When I flew to Seattle last week, airport security gave me trouble over the four pound ham I was carrying. Several TSA officials gathered to consider the question of whether ham is a "gel," to which I retorted: If ham is a gel, so am I. I suggested that they biopsy it for hidden box-cutters. I offered to divide it into 21 three-ounce chunks, each appropriately stowed in a Ziploc baggie. But no deal.
So I broke down and told them I was flying into what I had been warned would be a food-free zone: Washington, with the highest minimum wage in the country ($7.63 an hour), could hardly be expected to have affordable restaurants or a functioning economy of any kind. Notable conservative economists have almost unanimously predicted that an increased minimum wage would result in wild price increases and mass unemployment, and I had a suitcase full of clippings to prove it.
I would be entering a culinary wasteland, facing fast food meals of $20 and up, and if I tried to fall back on soup kitchens, thousands of unemployed restaurant workers would be lined up ahead of me.

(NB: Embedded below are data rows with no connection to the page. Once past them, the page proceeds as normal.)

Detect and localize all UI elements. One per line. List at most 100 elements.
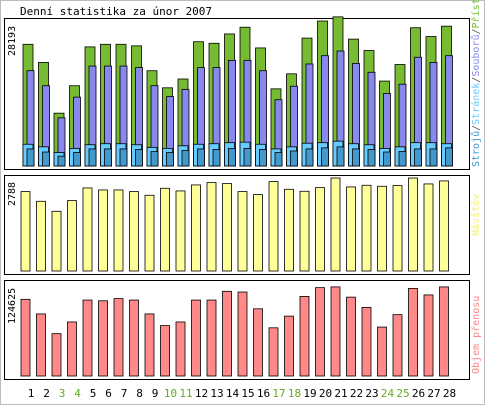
day-label-18: 18 bbox=[288, 387, 301, 400]
bar-visits-day-12 bbox=[191, 184, 201, 272]
day-label-11: 11 bbox=[179, 387, 192, 400]
bar-visits-day-17 bbox=[268, 181, 279, 272]
bar-sites-day-17 bbox=[274, 152, 283, 167]
bar-sites-day-16 bbox=[259, 149, 267, 167]
panel-hits-frame bbox=[4, 18, 470, 170]
day-label-23: 23 bbox=[365, 387, 378, 400]
day-label-24: 24 bbox=[381, 387, 395, 400]
bar-visits-day-2 bbox=[36, 200, 46, 272]
bar-kbytes-day-1 bbox=[20, 298, 31, 377]
bar-visits-day-27 bbox=[423, 183, 434, 272]
day-label-15: 15 bbox=[241, 387, 254, 400]
bar-kbytes-day-8 bbox=[129, 299, 139, 377]
bar-visits-day-14 bbox=[222, 183, 232, 272]
day-label-5: 5 bbox=[90, 387, 97, 400]
day-label-2: 2 bbox=[43, 387, 50, 400]
bar-visits-day-21 bbox=[330, 177, 341, 272]
bar-kbytes-day-4 bbox=[67, 321, 77, 377]
panel-visits-bars bbox=[20, 177, 449, 272]
day-label-1: 1 bbox=[28, 387, 35, 400]
panel3-legend: Objem přenosu bbox=[470, 296, 482, 374]
day-label-28: 28 bbox=[443, 387, 456, 400]
day-axis-labels: 1 2 3 4 5 6 7 8 9 10 11 12 13 14 15 16 17 18 19 20 21 22 23 24 2… bbox=[28, 387, 456, 400]
legend-sep-3: / bbox=[471, 28, 482, 34]
legend-sep-2: / bbox=[471, 77, 482, 83]
bar-kbytes-day-24 bbox=[377, 326, 387, 377]
bar-kbytes-day-26 bbox=[408, 287, 418, 377]
day-label-12: 12 bbox=[195, 387, 208, 400]
day-label-8: 8 bbox=[136, 387, 143, 400]
bar-kbytes-day-25 bbox=[392, 314, 403, 377]
bar-visits-day-18 bbox=[284, 188, 294, 272]
day-label-27: 27 bbox=[427, 387, 440, 400]
panel2-max-label: 2788 bbox=[7, 182, 18, 206]
day-label-25: 25 bbox=[396, 387, 409, 400]
day-label-19: 19 bbox=[303, 387, 316, 400]
bar-sites-day-7 bbox=[119, 148, 128, 167]
bar-kbytes-day-22 bbox=[346, 296, 356, 377]
day-label-22: 22 bbox=[350, 387, 363, 400]
bar-visits-day-28 bbox=[439, 180, 449, 272]
chart-title: Denní statistika za únor 2007 bbox=[20, 5, 212, 18]
bar-visits-day-4 bbox=[67, 200, 77, 272]
bar-sites-day-15 bbox=[243, 147, 252, 167]
legend-files: Souborů bbox=[470, 35, 482, 77]
bar-kbytes-day-6 bbox=[98, 300, 108, 377]
bar-sites-day-6 bbox=[104, 148, 112, 167]
bar-sites-day-14 bbox=[228, 147, 236, 167]
day-label-17: 17 bbox=[272, 387, 285, 400]
bar-sites-day-20 bbox=[321, 147, 329, 167]
bar-visits-day-22 bbox=[346, 186, 356, 272]
bar-sites-day-21 bbox=[336, 146, 345, 167]
bar-sites-day-22 bbox=[352, 148, 360, 167]
bar-visits-day-3 bbox=[51, 210, 62, 272]
bar-kbytes-day-20 bbox=[315, 287, 325, 377]
panel-visits-frame bbox=[4, 175, 470, 275]
bar-sites-day-13 bbox=[212, 149, 221, 167]
bar-sites-day-1 bbox=[26, 148, 35, 167]
bar-visits-day-5 bbox=[82, 187, 93, 272]
day-label-13: 13 bbox=[210, 387, 223, 400]
bar-visits-day-8 bbox=[129, 191, 139, 272]
bar-sites-day-24 bbox=[383, 151, 391, 167]
bar-kbytes-day-10 bbox=[160, 325, 170, 377]
bar-sites-day-9 bbox=[150, 151, 159, 167]
day-label-10: 10 bbox=[164, 387, 177, 400]
bar-kbytes-day-19 bbox=[299, 296, 310, 377]
bar-visits-day-25 bbox=[392, 185, 403, 272]
day-label-16: 16 bbox=[257, 387, 270, 400]
bar-kbytes-day-16 bbox=[253, 308, 263, 377]
bar-kbytes-day-9 bbox=[144, 313, 155, 377]
bar-visits-day-1 bbox=[20, 191, 31, 272]
bar-sites-day-27 bbox=[429, 148, 438, 167]
bar-kbytes-day-17 bbox=[268, 327, 279, 377]
bar-kbytes-day-14 bbox=[222, 290, 232, 377]
day-label-6: 6 bbox=[105, 387, 112, 400]
bar-kbytes-day-21 bbox=[330, 286, 341, 377]
bar-visits-day-20 bbox=[315, 187, 325, 272]
bar-visits-day-24 bbox=[377, 185, 387, 272]
bar-kbytes-day-3 bbox=[51, 333, 62, 377]
bar-sites-day-2 bbox=[42, 151, 50, 167]
bar-sites-day-28 bbox=[445, 147, 453, 167]
bar-visits-day-10 bbox=[160, 187, 170, 272]
panel-kbytes-frame bbox=[4, 280, 470, 380]
day-label-14: 14 bbox=[226, 387, 240, 400]
bar-visits-day-23 bbox=[361, 184, 372, 272]
day-label-26: 26 bbox=[412, 387, 425, 400]
bar-visits-day-11 bbox=[175, 190, 186, 272]
bar-sites-day-10 bbox=[166, 152, 174, 167]
bar-sites-day-12 bbox=[197, 148, 205, 167]
bar-sites-day-8 bbox=[135, 149, 143, 167]
bar-sites-day-23 bbox=[367, 149, 376, 167]
bar-sites-day-18 bbox=[290, 150, 298, 167]
bar-sites-day-19 bbox=[305, 148, 314, 167]
bar-sites-day-25 bbox=[398, 151, 407, 167]
bar-kbytes-day-12 bbox=[191, 299, 201, 377]
bar-kbytes-day-11 bbox=[175, 321, 186, 377]
day-label-20: 20 bbox=[319, 387, 332, 400]
bar-sites-day-5 bbox=[88, 148, 97, 167]
bar-kbytes-day-13 bbox=[206, 299, 217, 377]
bar-sites-day-26 bbox=[414, 148, 422, 167]
panel1-legend: Strojů/Stránek/Souborů/Přístupů bbox=[470, 0, 482, 167]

So imagine my surprise when I arrived, ham-less, in Seattle to find it fully functional, if not positively bustling. Restaurants were packed, and I could still get a grilled salmon sandwich for $7.95 at a cafeteria-style place overlooking the sound. My hotel was amply staffed with congenial people and - perhaps only because of the un-Seattle-like cold, no beggars approached me on the streets. Nor can you say the dire effects of a higher minimum wage just haven't had time to set in: Washington raised its minimum wage above the federal level of $5.15 an hour about a decade ago.
In fact, according to a January 9th article New York Times, Washington's economy is booming, generating 90,000 new jobs in the last year. Even business groups have stopped griping about the state's minimum wage. The article quotes a pizza store owner in the western part of the state: ''We're paying the highest wage we've ever had to pay, and our business is still up more than 11 percent over last year.''
My next stops were in California, with a minimum wage of $7.50 an hour, slated to go up to $8 next year. Again, no imported ham was required. Sidewalk taquerias flourished, as well, or so I'm told, as those celebrity sushi spots where you can pay $100 for a bite of fresh chum.
Overall, 29 states have raised their minimum wages above $5.15 an hour, and - lo!--the sky has not fallen. Could we have some apologies, please, from the economists who predicted a retail apocalypse?
Not that a $7 or even $8 minimum wage is utopian. My book Nickel and Dimed is often wrongly described as an account of my attempts to live on the minimum wage. Far from it; I averaged $7 an hour, which, according to the federal government, is well above the poverty level for a family of one. But I couldn't get by on that, thanks to the high rents even in trailer parks and residential motels, and I never went near pricey housing markets like San Francisco or Seattle. In the Seattle area, a "living wage" (calculated to reflect local housing and other basic costs) is $11.89 an hour for a single person and $25.35 for a family of three - more than three times the current minimum wage.
There is no moral justification for a minimum wage lower than a living wage. And given the experience of the 29 states that have raised their minimum wages, there isn't even an amoral economic justification either.